Hester was running, and when she came near was quite out of breath.

She had feared how it would be when she found her father had taken Mark for a walk, and her first feeling was of anger, for she had inherited not a little of her father's spirit: indirectly the black sheep had roused evils in the flock unknown before. Never in her life had Hester been aware of such a feeling as that with which she now hurried to meet her father. When, however, she saw the boy's arms round his father's neck, and his cheek laid against his, her anger went from her, and she was sorry and ashamed, notwithstanding that she knew by Mark's face, of which she understood every light and shade, that he was suffering much.

"Let me take him, papa," she said.

The father had no intention of giving up the child. But before he knew, Mark had stretched his arms to Hester, and was out of his into hers. Instinctively trying to retain him, he hurt him, and the boy gave a little cry. Thereupon with a new pang of pain, and a new sting of resentment, which he knew unreasonable but could not help, he let him go and followed in distressed humiliation.

Hester's heart was very sore because of this new grief, but she saw some hope in it.

"He is too heavy for you, Hester," said her father. "Surely as it is my fault, I ought to bear the penalty!"

"It's no penalty—is it, Markie?" said Hester merrily.

"No, Hessie," replied Mark, almost merrily. "—You don't know how strong Hessie is, papa!"

"Yes, I am very strong. And you ain't heavy—are you, Markie?"

"No," answered Mark; "I feel so light sometimes, I think I could fly; only I don't like to try for fear I couldn't. I like to think perhaps I could."

By and by Hester found, with all her good will, that her strength was of the things that can be shaken, and was obliged to yield him to her father. It was much to his relief, for a sense of moral weakness had invaded him as he followed his children: he was rejected of his family, and had become a nobody in it!

When at length they reached home, Mark was put to bed, and the doctor sent for.

CHAPTER LIV.
MOTHER AND SON

In the meantime Cornelius kept his bed. The moment her husband was gone, his mother rose and hastened to her son! Here again was a discord! for the first time since their marriage, a jarring action: the wife was glad the husband was gone that she might do what was right without annoying him: with all her strength of principle, she felt too weak to go openly against him, though she never dreamt of concealing what she did.
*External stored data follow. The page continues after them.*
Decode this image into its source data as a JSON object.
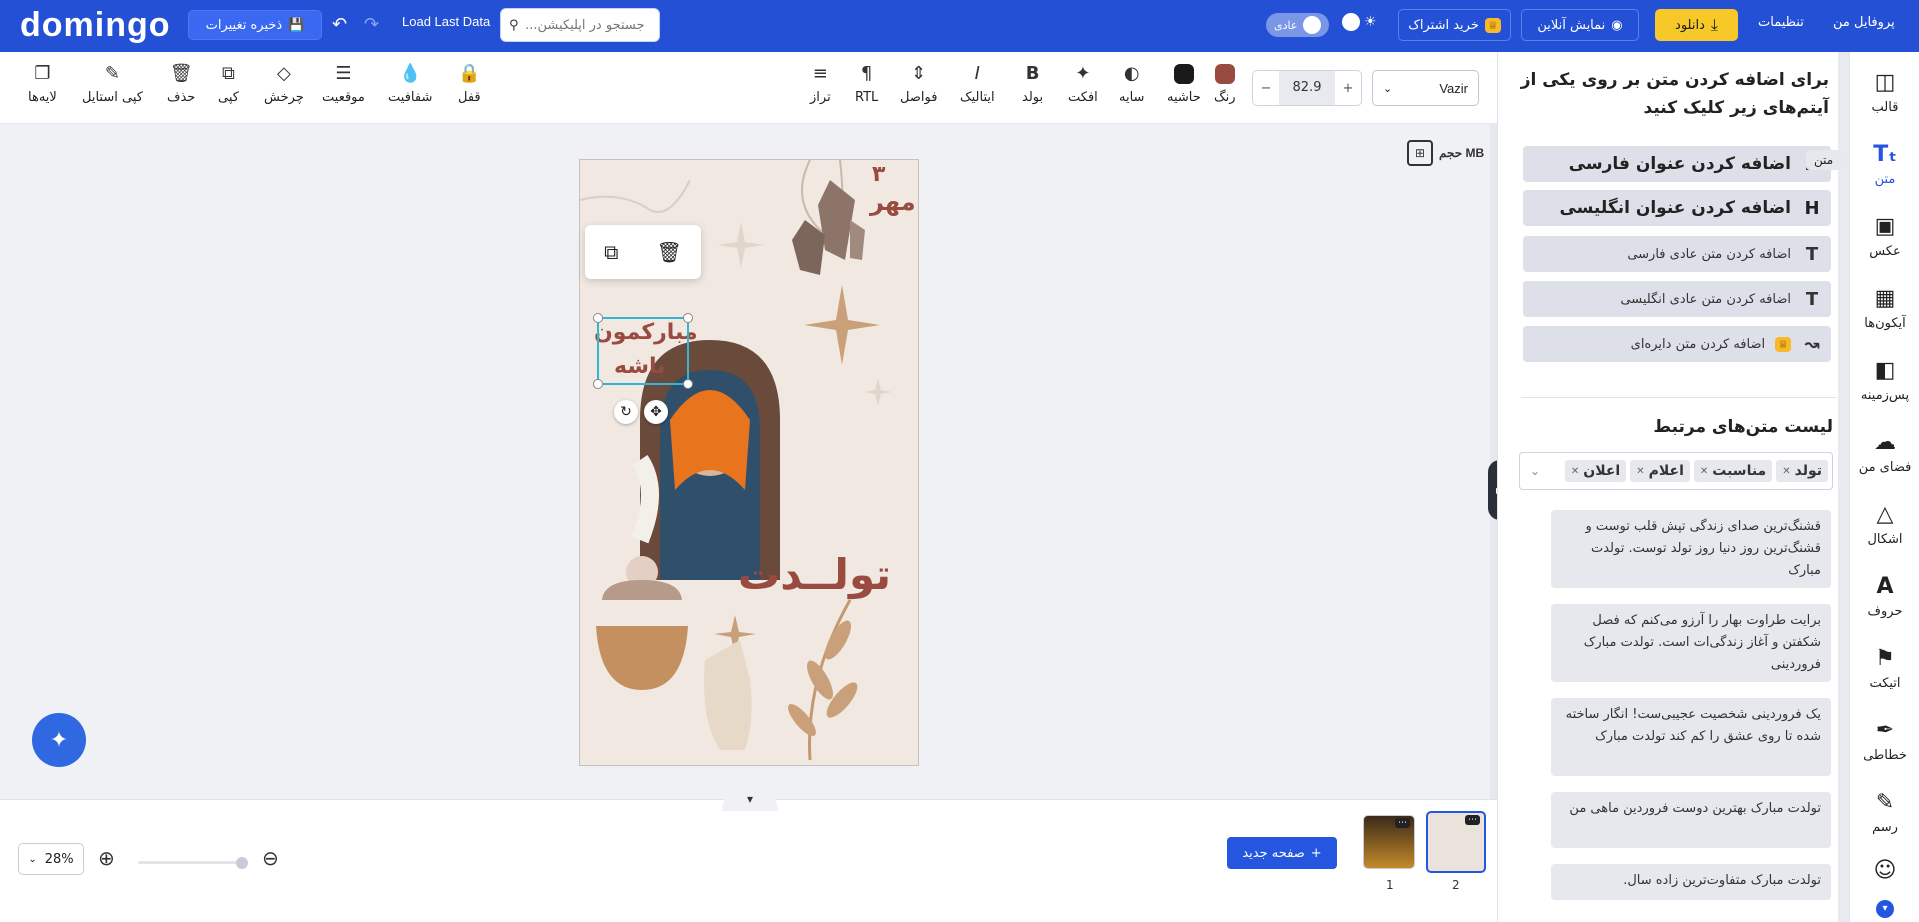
{
  "topbar": {
    "logo": "domingo",
    "save_label": "ذخیره تغییرات",
    "load_last": "Load Last Data",
    "search_placeholder": "جستجو در اپلیکیشن...",
    "mode_label": "عادی",
    "subscribe_label": "خرید اشتراک",
    "online_label": "نمایش آنلاین",
    "download_label": "دانلود",
    "settings_label": "تنظیمات",
    "profile_label": "پروفایل من",
    "accent": "#2450d6",
    "download_color": "#f7c928"
  },
  "toolbar": {
    "left_tools": [
      {
        "label": "لایه‌ها",
        "icon": "layers-icon"
      },
      {
        "label": "کپی استایل",
        "icon": "paint-brush-icon"
      },
      {
        "label": "حذف",
        "icon": "trash-icon"
      },
      {
        "label": "کپی",
        "icon": "copy-icon"
      },
      {
        "label": "چرخش",
        "icon": "rotate-icon"
      },
      {
        "label": "موقعیت",
        "icon": "stack-icon"
      },
      {
        "label": "شفافیت",
        "icon": "drop-icon"
      },
      {
        "label": "قفل",
        "icon": "lock-icon"
      }
    ],
    "text_tools": [
      {
        "label": "تراز",
        "icon": "align-icon"
      },
      {
        "label": "RTL",
        "icon": "paragraph-icon"
      },
      {
        "label": "فواصل",
        "icon": "spacing-icon"
      },
      {
        "label": "ایتالیک",
        "icon": "italic-icon"
      },
      {
        "label": "بولد",
        "icon": "bold-icon"
      },
      {
        "label": "افکت",
        "icon": "effect-icon"
      },
      {
        "label": "سایه",
        "icon": "shadow-icon"
      },
      {
        "label": "حاشیه",
        "icon": "stroke-icon"
      },
      {
        "label": "رنگ",
        "icon": "color-icon"
      }
    ],
    "stroke_color": "#1a1a1a",
    "text_color": "#9a4b3f",
    "font_size": "82.9",
    "font_name": "Vazir"
  },
  "canvas": {
    "file_size_label": "حجم MB",
    "selected_text_line1": "مبارکمون",
    "selected_text_line2": "باشه",
    "date_number": "۳",
    "date_month": "مهر",
    "title_text": "تولــدت"
  },
  "bottom": {
    "zoom": "28%",
    "new_page_label": "صفحه جدید",
    "pages": [
      "1",
      "2"
    ]
  },
  "panel": {
    "title": "برای اضافه کردن متن بر روی یکی از آیتم‌های زیر کلیک کنید",
    "add_buttons": [
      {
        "label": "اضافه کردن عنوان فارسی",
        "icon": "H"
      },
      {
        "label": "اضافه کردن عنوان انگلیسی",
        "icon": "H"
      },
      {
        "label": "اضافه کردن متن عادی فارسی",
        "icon": "T"
      },
      {
        "label": "اضافه کردن متن عادی انگلیسی",
        "icon": "T"
      },
      {
        "label": "اضافه کردن متن دایره‌ای",
        "icon": "curve"
      }
    ],
    "list_title": "لیست متن‌های مرتبط",
    "tags": [
      "تولد",
      "مناسبت",
      "اعلام",
      "اعلان"
    ],
    "texts": [
      "قشنگ‌ترین صدای زندگی تپش قلب توست و قشنگ‌ترین روز دنیا روز تولد توست. تولدت مبارک",
      "برایت طراوت بهار را آرزو می‌کنم که فصل شکفتن و آغاز زندگی‌ات است. تولدت مبارک فروردینی",
      "یک فروردینی شخصیت عجیبی‌ست! انگار ساخته شده تا روی عشق را کم کند تولدت مبارک",
      "تولدت مبارک بهترین دوست فروردین ماهی من",
      "تولدت مبارک متفاوت‌ترین زاده سال."
    ]
  },
  "rail": {
    "tooltip": "متن",
    "items": [
      {
        "label": "قالب",
        "icon": "template-icon"
      },
      {
        "label": "متن",
        "icon": "text-icon"
      },
      {
        "label": "عکس",
        "icon": "image-icon"
      },
      {
        "label": "آیکون‌ها",
        "icon": "grid-icon"
      },
      {
        "label": "پس‌زمینه",
        "icon": "background-icon"
      },
      {
        "label": "فضای من",
        "icon": "cloud-upload-icon"
      },
      {
        "label": "اشکال",
        "icon": "shapes-icon"
      },
      {
        "label": "حروف",
        "icon": "letter-icon"
      },
      {
        "label": "اتیکت",
        "icon": "tag-icon"
      },
      {
        "label": "خطاطی",
        "icon": "feather-icon"
      },
      {
        "label": "رسم",
        "icon": "pencil-icon"
      }
    ]
  }
}
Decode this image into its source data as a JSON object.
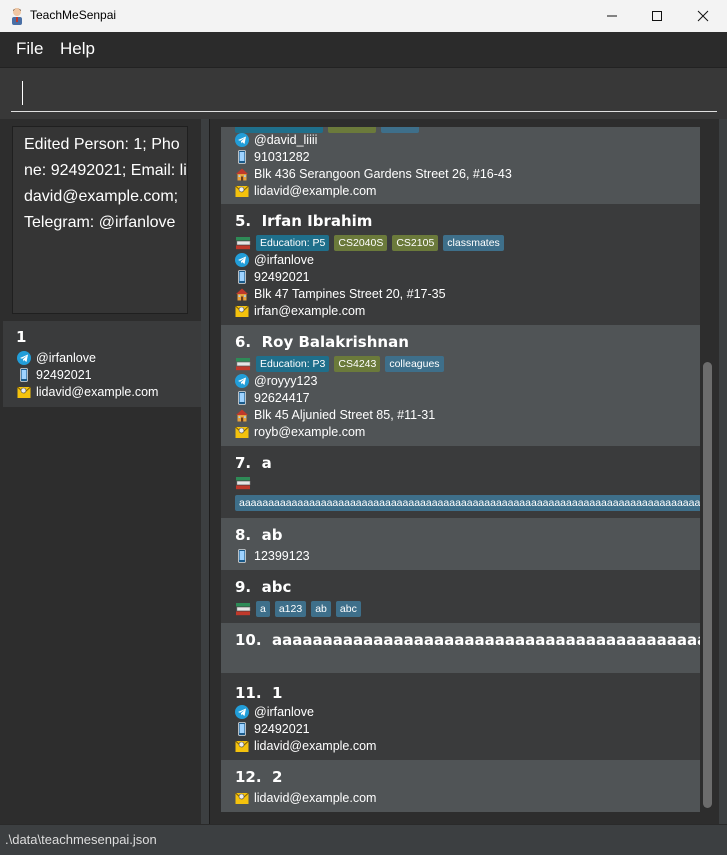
{
  "window": {
    "title": "TeachMeSenpai"
  },
  "menu": {
    "file": "File",
    "help": "Help"
  },
  "command": {
    "value": ""
  },
  "result": {
    "text": "Edited Person: 1; Phone: 92492021; Email: lidavid@example.com; Telegram: @irfanlove"
  },
  "left_card": {
    "name": "1",
    "telegram": "@irfanlove",
    "phone": "92492021",
    "email": "lidavid@example.com"
  },
  "persons": {
    "p4": {
      "telegram": "@david_liiii",
      "phone": "91031282",
      "address": "Blk 436 Serangoon Gardens Street 26, #16-43",
      "email": "lidavid@example.com"
    },
    "p5": {
      "index": "5.",
      "name": "Irfan Ibrahim",
      "tags": [
        "Education: P5",
        "CS2040S",
        "CS2105",
        "classmates"
      ],
      "telegram": "@irfanlove",
      "phone": "92492021",
      "address": "Blk 47 Tampines Street 20, #17-35",
      "email": "irfan@example.com"
    },
    "p6": {
      "index": "6.",
      "name": "Roy Balakrishnan",
      "tags": [
        "Education: P3",
        "CS4243",
        "colleagues"
      ],
      "telegram": "@royyy123",
      "phone": "92624417",
      "address": "Blk 45 Aljunied Street 85, #11-31",
      "email": "royb@example.com"
    },
    "p7": {
      "index": "7.",
      "name": "a",
      "tag": "aaaaaaaaaaaaaaaaaaaaaaaaaaaaaaaaaaaaaaaaaaaaaaaaaaaaaaaaaaaaaaaaaaaaaaaaaaaaaaaaaaaa"
    },
    "p8": {
      "index": "8.",
      "name": "ab",
      "phone": "12399123"
    },
    "p9": {
      "index": "9.",
      "name": "abc",
      "tags": [
        "a",
        "a123",
        "ab",
        "abc"
      ]
    },
    "p10": {
      "index": "10.",
      "name": "aaaaaaaaaaaaaaaaaaaaaaaaaaaaaaaaaaaaaaaaaaaaaaaaaa..."
    },
    "p11": {
      "index": "11.",
      "name": "1",
      "telegram": "@irfanlove",
      "phone": "92492021",
      "email": "lidavid@example.com"
    },
    "p12": {
      "index": "12.",
      "name": "2",
      "email": "lidavid@example.com"
    }
  },
  "status": {
    "path": ".\\data\\teachmesenpai.json"
  },
  "colors": {
    "card_light": "#505456",
    "card_dark": "#3a3b3c",
    "tag_education": "#1f6f8b",
    "tag_module": "#6b7a3b",
    "tag_other": "#3e6f8a",
    "telegram_blue": "#229ed9"
  },
  "icons": [
    "telegram-icon",
    "phone-icon",
    "address-icon",
    "email-icon",
    "education-icon"
  ]
}
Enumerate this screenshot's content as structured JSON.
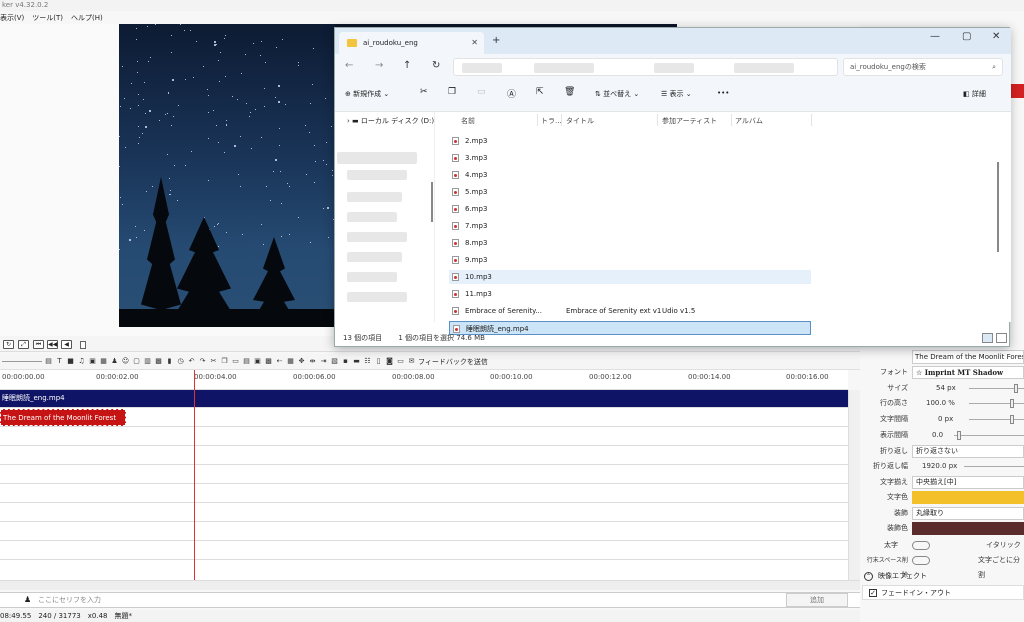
{
  "app": {
    "title": "ker v4.32.0.2",
    "menu": [
      "表示(V)",
      "ツール(T)",
      "ヘルプ(H)"
    ]
  },
  "timeline": {
    "ticks": [
      "00:00:00.00",
      "00:00:02.00",
      "00:00:04.00",
      "00:00:06.00",
      "00:00:08.00",
      "00:00:10.00",
      "00:00:12.00",
      "00:00:14.00",
      "00:00:16.00"
    ],
    "video_clip": "睡眠朗読_eng.mp4",
    "text_clip": "The Dream of the Moonlit Forest",
    "feedback_label": "フィードバックを送信"
  },
  "serif": {
    "placeholder": "ここにセリフを入力",
    "add_label": "追加"
  },
  "status": {
    "time": "08:49.55",
    "frames": "240 / 31773",
    "zoom": "x0.48",
    "project": "無題*"
  },
  "properties": {
    "text_value": "The Dream of the Moonlit Forest",
    "font_label": "フォント",
    "font_value": "Imprint MT Shadow",
    "size_label": "サイズ",
    "size_value": "54 px",
    "line_height_label": "行の高さ",
    "line_height_value": "100.0 %",
    "letter_spacing_label": "文字間隔",
    "letter_spacing_value": "0 px",
    "display_interval_label": "表示間隔",
    "display_interval_value": "0.0",
    "wrap_label": "折り返し",
    "wrap_value": "折り返さない",
    "wrap_width_label": "折り返し幅",
    "wrap_width_value": "1920.0 px",
    "align_label": "文字揃え",
    "align_value": "中央揃え[中]",
    "text_color_label": "文字色",
    "text_color": "#f3c02a",
    "outline_label": "装飾",
    "outline_value": "丸縁取り",
    "outline_color_label": "装飾色",
    "outline_color": "#5b2c2c",
    "bold_label": "太字",
    "italic_label": "イタリック",
    "trim_space_label": "行末スペース削除",
    "split_label": "文字ごとに分割",
    "effects_label": "映像エフェクト",
    "fade_label": "フェードイン・アウト"
  },
  "explorer": {
    "tab_title": "ai_roudoku_eng",
    "search_placeholder": "ai_roudoku_engの検索",
    "new_label": "新規作成",
    "sort_label": "並べ替え",
    "view_label": "表示",
    "more_label": "•••",
    "details_label": "詳細",
    "local_disk": "ローカル ディスク (D:)",
    "columns": [
      "名前",
      "トラ...",
      "タイトル",
      "参加アーティスト",
      "アルバム"
    ],
    "files": [
      {
        "name": "2.mp3",
        "title": "",
        "artist": ""
      },
      {
        "name": "3.mp3",
        "title": "",
        "artist": ""
      },
      {
        "name": "4.mp3",
        "title": "",
        "artist": ""
      },
      {
        "name": "5.mp3",
        "title": "",
        "artist": ""
      },
      {
        "name": "6.mp3",
        "title": "",
        "artist": ""
      },
      {
        "name": "7.mp3",
        "title": "",
        "artist": ""
      },
      {
        "name": "8.mp3",
        "title": "",
        "artist": ""
      },
      {
        "name": "9.mp3",
        "title": "",
        "artist": ""
      },
      {
        "name": "10.mp3",
        "title": "",
        "artist": ""
      },
      {
        "name": "11.mp3",
        "title": "",
        "artist": ""
      },
      {
        "name": "Embrace of Serenity...",
        "title": "Embrace of Serenity ext v1",
        "artist": "Udio v1.5"
      },
      {
        "name": "睡眠朗読_eng.mp4",
        "title": "",
        "artist": ""
      }
    ],
    "item_count": "13 個の項目",
    "selected": "1 個の項目を選択  74.6 MB"
  }
}
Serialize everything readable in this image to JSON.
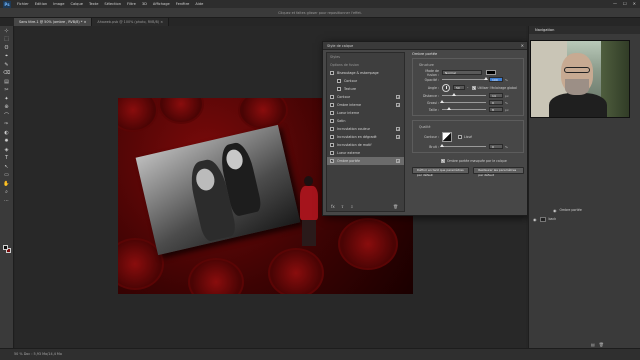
{
  "app": {
    "logo": "Ps",
    "menu": [
      "Fichier",
      "Edition",
      "Image",
      "Calque",
      "Texte",
      "Sélection",
      "Filtre",
      "3D",
      "Affichage",
      "Fenêtre",
      "Aide"
    ],
    "window_controls": [
      "—",
      "☐",
      "✕"
    ]
  },
  "options_bar": {
    "hint": "Cliquez et faites glisser pour repositionner l'effet."
  },
  "tabs": [
    {
      "label": "Sans titre-1 @ 50% (ombre , RVB/8) *",
      "close": "×"
    },
    {
      "label": "Ahaweb.psb @ 100% (photo, RVB/8)",
      "close": "×"
    }
  ],
  "tools": [
    "⊹",
    "⬚",
    "ʘ",
    "⌖",
    "✎",
    "⌫",
    "▤",
    "✂",
    "✦",
    "⊕",
    "⌒",
    "✑",
    "◐",
    "✹",
    "◈",
    "T",
    "↖",
    "▭",
    "✋",
    "⌕",
    "⋯"
  ],
  "colors": {
    "foreground": "#0d0d0d",
    "background": "#7a0b0b",
    "accent": "#3f7fd4"
  },
  "status_bar": {
    "text": "50 %   Doc : 5,93 Mo/14,4 Mo"
  },
  "dialog": {
    "title": "Style de calque",
    "close": "✕",
    "list": [
      {
        "label": "Styles",
        "kind": "head"
      },
      {
        "label": "Options de fusion",
        "kind": "head"
      },
      {
        "label": "Biseautage & estampage",
        "kind": "check",
        "checked": false
      },
      {
        "label": "Contour",
        "kind": "check",
        "checked": false,
        "indent": true
      },
      {
        "label": "Texture",
        "kind": "check",
        "checked": false,
        "indent": true
      },
      {
        "label": "Contour",
        "kind": "check",
        "checked": false,
        "plus": true
      },
      {
        "label": "Ombre interne",
        "kind": "check",
        "checked": false,
        "plus": true
      },
      {
        "label": "Lueur interne",
        "kind": "check",
        "checked": false
      },
      {
        "label": "Satin",
        "kind": "check",
        "checked": false
      },
      {
        "label": "Incrustation couleur",
        "kind": "check",
        "checked": false,
        "plus": true
      },
      {
        "label": "Incrustation en dégradé",
        "kind": "check",
        "checked": false,
        "plus": true
      },
      {
        "label": "Incrustation de motif",
        "kind": "check",
        "checked": false
      },
      {
        "label": "Lueur externe",
        "kind": "check",
        "checked": false
      },
      {
        "label": "Ombre portée",
        "kind": "check",
        "checked": true,
        "plus": true,
        "selected": true
      }
    ],
    "list_footer": [
      "fx",
      "⇧",
      "⇩",
      "🗑"
    ],
    "settings": {
      "section_title": "Ombre portée",
      "structure_title": "Structure",
      "blend_mode_label": "Mode de fusion :",
      "blend_mode_value": "Normal",
      "opacity_label": "Opacité :",
      "opacity_value": "100",
      "opacity_level": 1.0,
      "angle_label": "Angle :",
      "angle_value": "50",
      "global_light_label": "Utiliser l'éclairage global",
      "distance_label": "Distance :",
      "distance_value": "14",
      "distance_level": 0.28,
      "spread_label": "Grossi :",
      "spread_value": "0",
      "spread_level": 0.0,
      "size_label": "Taille :",
      "size_value": "8",
      "size_level": 0.15,
      "unit_percent": "%",
      "unit_px": "px",
      "unit_degree": "°",
      "quality_title": "Qualité",
      "contour_label": "Contour :",
      "antialias_label": "Lissé",
      "noise_label": "Bruit :",
      "noise_value": "0",
      "noise_level": 0.0,
      "knockout_label": "Ombre portée masquée par le calque",
      "default_set_button": "Définir en tant que paramètres par défaut",
      "default_reset_button": "Restaurer les paramètres par défaut"
    }
  },
  "panels": {
    "navigator_title": "Navigation",
    "layers": [
      {
        "label": "Ombre portée",
        "sub": true
      },
      {
        "label": "back",
        "sub": false
      }
    ],
    "layers_footer": [
      "▤",
      "🗑"
    ]
  }
}
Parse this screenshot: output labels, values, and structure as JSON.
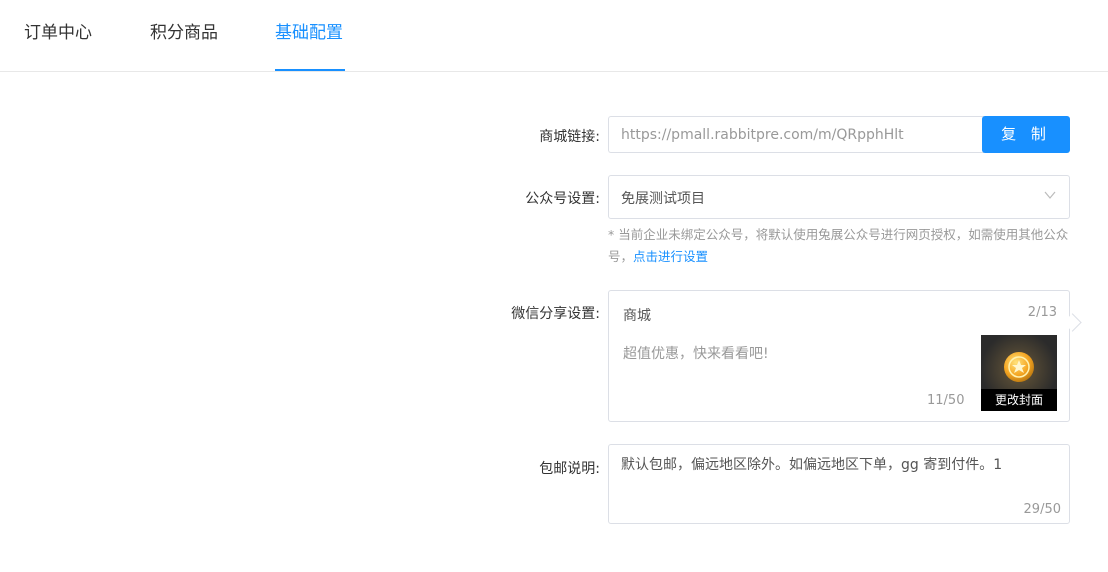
{
  "tabs": [
    {
      "label": "订单中心",
      "active": false
    },
    {
      "label": "积分商品",
      "active": false
    },
    {
      "label": "基础配置",
      "active": true
    }
  ],
  "form": {
    "mall_link": {
      "label": "商城链接:",
      "value": "https://pmall.rabbitpre.com/m/QRpphHlt",
      "copy_label": "复 制"
    },
    "official_account": {
      "label": "公众号设置:",
      "selected": "免展测试项目",
      "hint_text": "* 当前企业未绑定公众号，将默认使用兔展公众号进行网页授权，如需使用其他公众号，",
      "hint_link": "点击进行设置"
    },
    "wechat_share": {
      "label": "微信分享设置:",
      "title": "商城",
      "title_count": "2/13",
      "description": "超值优惠，快来看看吧!",
      "description_count": "11/50",
      "cover_label": "更改封面"
    },
    "shipping": {
      "label": "包邮说明:",
      "value": "默认包邮，偏远地区除外。如偏远地区下单，gg 寄到付件。1",
      "count": "29/50"
    }
  },
  "colors": {
    "accent": "#1890ff",
    "border": "#dcdfe6",
    "muted": "#999999"
  }
}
She tottered across his floor, threw herself on the bed beside him, and took him to her bosom.

With his mother Corney had never pretended to the same degree as with other people, and his behaviour to her was now more genuine than to any but his wife. He clung to her as he had never clung since his infancy; and felt that, let his father behave to him as he might, he had yet a home. All the morning he had been fretting, in the midst of Hester's kindest attentions, that he had not his wife to do things for him as he liked them done;—and in all such things as required for their well-doing a fitting of self to the notions of another, Amy was indeed before Hester—partly, perhaps, in virtue of having been a little while married. But now that Cornelius had his mother, he was more content, or rather less discontented—more agreeable in truth than she had known him since first he went to business. She felt greatly consoled, and he so happy with her that he began to wish that he had not a secret from her—for the first time in his life to be sorry that he was in possession of one. He grew even anxious that she should know it, but none the less anxious that he should not have to tell it.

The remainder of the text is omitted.